Erith nodded. He seemed to be having trouble catching his breath. "I can understand why there are tales of Elwens spending the rest of their lives in thrall to viaquia, for that sensation," he murmured.

"That does not happen."

"The slavery?" Erith stepped back from Surl, his eyebrows rising. Already the memory of the sensations was fading. He understood even as he mourned their loss. They could not survive in the world for long, any more than the more brilliant emotions of a dream could. "Surely it must. Not all Elwens are as strong of will as I am."

"No," said Surl, rising to his feet again. His gaze clung steadily to Erith's. "The slavery does happen, at times, but never for long. The viaquia tire of it and kill their victims. But that kind of sensation does not happen. At most, a victim might feel a faint ecstasy."

"Then you used some kind of magic," said Erith, disappointment lading his voice before he could stop himself. He didn't want to think that such beauty had been the product of another power.

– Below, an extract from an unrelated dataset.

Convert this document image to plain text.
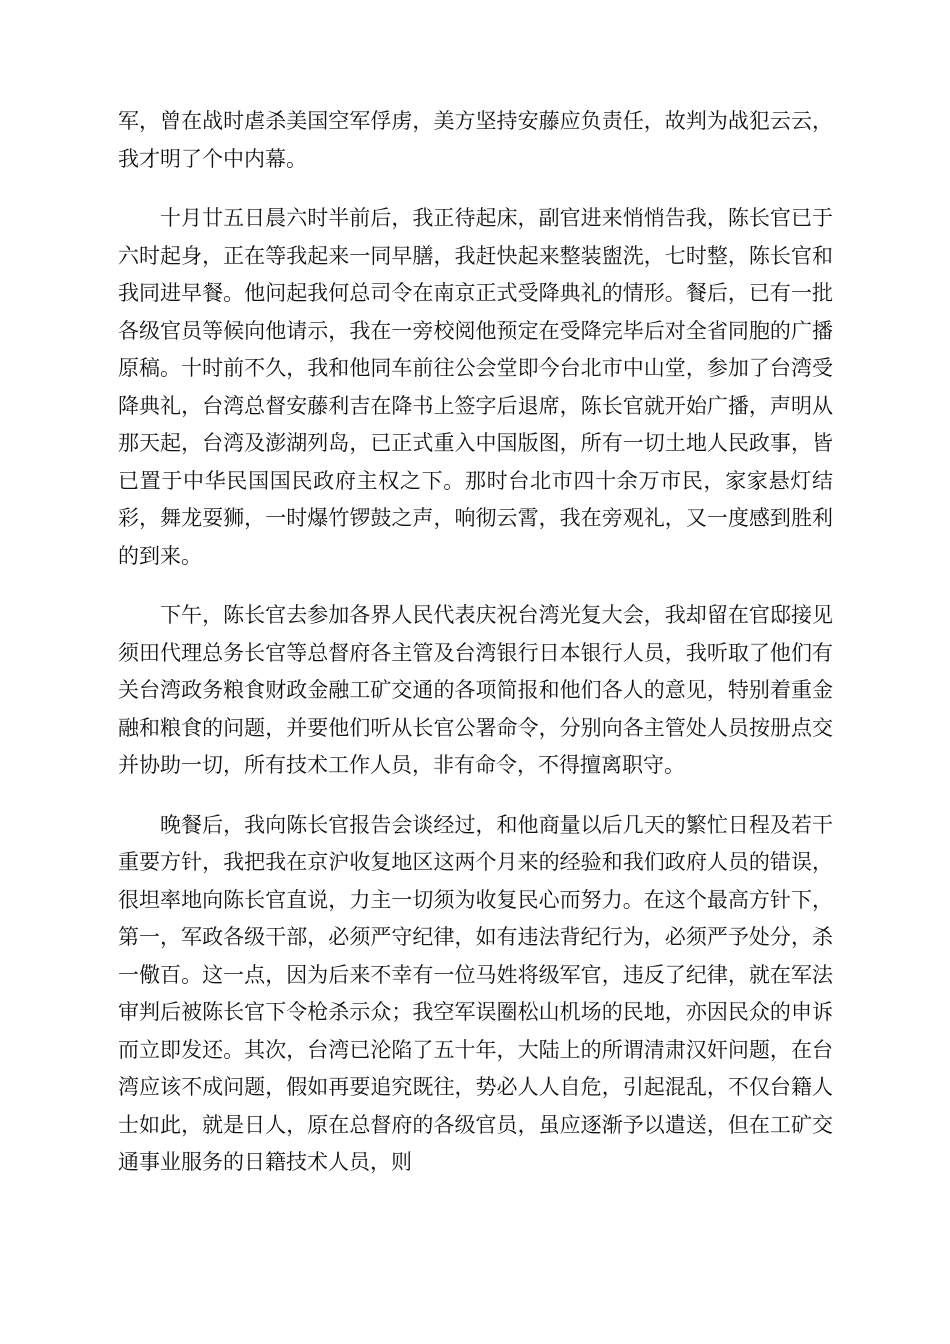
军，曾在战时虐杀美国空军俘虏，美方坚持安藤应负责任，故判为战犯云云，我才明了个中内幕。

十月廿五日晨六时半前后，我正待起床，副官进来悄悄告我，陈长官已于六时起身，正在等我起来一同早膳，我赶快起来整装盥洗，七时整，陈长官和我同进早餐。他问起我何总司令在南京正式受降典礼的情形。餐后，已有一批各级官员等候向他请示，我在一旁校阅他预定在受降完毕后对全省同胞的广播原稿。十时前不久，我和他同车前往公会堂即今台北市中山堂，参加了台湾受降典礼，台湾总督安藤利吉在降书上签字后退席，陈长官就开始广播，声明从那天起，台湾及澎湖列岛，已正式重入中国版图，所有一切土地人民政事，皆已置于中华民国国民政府主权之下。那时台北市四十余万市民，家家悬灯结彩，舞龙耍狮，一时爆竹锣鼓之声，响彻云霄，我在旁观礼，又一度感到胜利的到来。

下午，陈长官去参加各界人民代表庆祝台湾光复大会，我却留在官邸接见须田代理总务长官等总督府各主管及台湾银行日本银行人员，我听取了他们有关台湾政务粮食财政金融工矿交通的各项简报和他们各人的意见，特别着重金融和粮食的问题，并要他们听从长官公署命令，分别向各主管处人员按册点交并协助一切，所有技术工作人员，非有命令，不得擅离职守。

晚餐后，我向陈长官报告会谈经过，和他商量以后几天的繁忙日程及若干重要方针，我把我在京沪收复地区这两个月来的经验和我们政府人员的错误，很坦率地向陈长官直说，力主一切须为收复民心而努力。在这个最高方针下，第一，军政各级干部，必须严守纪律，如有违法背纪行为，必须严予处分，杀一儆百。这一点，因为后来不幸有一位马姓将级军官，违反了纪律，就在军法审判后被陈长官下令枪杀示众；我空军误圈松山机场的民地，亦因民众的申诉而立即发还。其次，台湾已沦陷了五十年，大陆上的所谓清肃汉奸问题，在台湾应该不成问题，假如再要追究既往，势必人人自危，引起混乱，不仅台籍人士如此，就是日人，原在总督府的各级官员，虽应逐渐予以遣送，但在工矿交通事业服务的日籍技术人员，则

Erith blinked. "Then what was it?"

"I don't know." Surl's dark skin made it hard to be sure when he was pale, but his face did look a little closer to lilac than it had before, Erith thought, studying him. "I felt it, too, though it was mostly taste for me. But I heard the music, and saw the colors." His eyes locked on Erith's again, in a grasp as firm as a handshake. "And I heard you naming the ones you didn't know."

"Were they not the real names?" asked Erith. "Had you seen them before?"

Surl blinked. "It doesn't trouble you that we don't know what caused this?"

"Not really. It troubles me that I might never experience it again, that's all. Perhaps that was the only time that it will happen."

"Stars, I hope not."

Erith smiled, his gaze locked on the other man's. "I don't think I can take much more blood loss right now. But we'll have time to make sure that it wasn't fleeting, I think."

Surl smiled at him, a different smile than the one he had used before. This pulled the corners of his mouth up, so that only the tips of his fangs peeked out from under his top lip. "Stars, I hope so."

Erith stared at him for a moment longer, then made himself turn away before he said anything else about that. He was in danger of becoming serious if he looked much longer, and spoiling the beauty.

"Remember," he said, as he began the search for his horse. The poor beast had probably run off in the middle of his fight with Surl. "Lurissa is mine."

"Understood, my lord."

Erith smiled. "You don't have to call me by the title, you know."

"I want to."

And that, Erith thought, was what mattered.